RadientWings chapter 44 . 7/20/2014
... This story was literally amazing. I cannot get over it. I have loved every single moment of it, especially the depth to which you explored the handmaidens' lives. I also love that you centered the story on them and the relationships between them rather than romance (though I must admit, I was absolutely loving the sparks between Obi-Wan and Sabé).
Everything was just fantastic and well-written and I'm just so glad I found this gem of a story. I'm going to straight to read the sequel now!
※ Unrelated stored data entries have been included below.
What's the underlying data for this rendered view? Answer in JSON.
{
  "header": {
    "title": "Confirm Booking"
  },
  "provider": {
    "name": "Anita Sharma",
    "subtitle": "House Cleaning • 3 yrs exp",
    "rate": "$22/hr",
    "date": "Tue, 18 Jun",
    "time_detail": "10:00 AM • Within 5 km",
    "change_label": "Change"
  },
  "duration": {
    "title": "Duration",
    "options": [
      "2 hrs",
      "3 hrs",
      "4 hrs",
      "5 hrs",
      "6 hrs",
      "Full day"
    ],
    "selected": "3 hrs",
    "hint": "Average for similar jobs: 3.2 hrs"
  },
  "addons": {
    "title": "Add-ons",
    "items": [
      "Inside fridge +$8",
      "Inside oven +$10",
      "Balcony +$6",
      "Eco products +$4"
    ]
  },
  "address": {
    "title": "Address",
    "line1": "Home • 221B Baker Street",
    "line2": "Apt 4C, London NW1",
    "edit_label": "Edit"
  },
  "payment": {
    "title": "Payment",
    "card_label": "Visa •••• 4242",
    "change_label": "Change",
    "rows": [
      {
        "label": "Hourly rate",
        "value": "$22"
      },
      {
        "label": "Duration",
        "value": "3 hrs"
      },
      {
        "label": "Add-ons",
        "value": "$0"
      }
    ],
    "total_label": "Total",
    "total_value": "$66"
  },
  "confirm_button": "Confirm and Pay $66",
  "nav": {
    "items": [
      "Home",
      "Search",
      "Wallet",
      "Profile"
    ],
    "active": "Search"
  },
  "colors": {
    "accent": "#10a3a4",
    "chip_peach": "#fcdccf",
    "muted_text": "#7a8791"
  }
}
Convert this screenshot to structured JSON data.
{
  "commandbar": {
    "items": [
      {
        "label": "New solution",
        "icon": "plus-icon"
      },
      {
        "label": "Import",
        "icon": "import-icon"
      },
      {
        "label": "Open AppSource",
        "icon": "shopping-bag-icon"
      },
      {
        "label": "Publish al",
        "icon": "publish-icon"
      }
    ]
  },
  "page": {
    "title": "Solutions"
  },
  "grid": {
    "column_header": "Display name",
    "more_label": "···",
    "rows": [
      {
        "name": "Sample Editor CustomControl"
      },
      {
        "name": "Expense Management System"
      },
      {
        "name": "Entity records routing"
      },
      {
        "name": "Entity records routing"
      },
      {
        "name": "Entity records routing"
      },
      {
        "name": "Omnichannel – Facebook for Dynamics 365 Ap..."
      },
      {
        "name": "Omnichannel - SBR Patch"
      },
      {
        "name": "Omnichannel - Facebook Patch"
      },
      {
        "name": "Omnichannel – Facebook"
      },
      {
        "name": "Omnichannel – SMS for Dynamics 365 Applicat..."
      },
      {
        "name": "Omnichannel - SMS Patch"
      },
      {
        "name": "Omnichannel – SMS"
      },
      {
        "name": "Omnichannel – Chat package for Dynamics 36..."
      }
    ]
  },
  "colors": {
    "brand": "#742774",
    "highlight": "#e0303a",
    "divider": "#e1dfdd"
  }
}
Thanks so much for writing this!
Shadow Wrote chapter 44 . 7/18/2014
Hi. I know I'm kinda late, but I was just surfing and I found this fic and I just... I couldn't put it down. It's just so.. Compelling. It draws you in to it in a way most stories don't. The last time I was drawn in by a story like this was Harry Potter or Percy Jackson. You're an amazing author and thank you so much for writing this. I honestly went into expecting it to turn into a full-fledged Obi-Wan/Sabé fic and honestly, I really wasn't amazing disappointed by the time I finished like I thought I would be. Yes I was dying on the inside somewhat that there wasn't an "incredible, amazing, unbelievable!" romance between the two but I really just loved this story and how you developed these characters. Especially the way you developed Sabé and the rest of the handmaidens. You made them unique and gave them each their own personality, focusing on so many different details it was hard to imagine how you were able to write it all. Sorry I'm reviewing as a guest, henceforth I'm to lazy to login and this isn't even my account name (ThisIsForAidan), but I just felt I needed to review this immediately because I just wanted to thank you. I will be following this story's sequel and hopefully that sequel's sequel but I'll get into that later. (Hopefully) there might be some further romance between Obi-Wan and Sabé, if there's not that's fine, this story was a treat or it's own, but if not I'm okay with that and I will continue to read and support you. Thank you for writing this and continue with the splendid work.

Shadow Wrote
bigtomato chapter 9 . 4/23/2014
I love this story - I am actually reading this for the second time now. Ace review.

Off-the-wall thought - Yoda romance? Hmm...
MADStar529 chapter 44 . 3/25/2014
Love the story! Off to read the sequel!
MADStar529 chapter 43 . 3/25/2014
Love the ending!
MADStar529 chapter 42 . 3/25/2014
This was gorgeous and I love the song.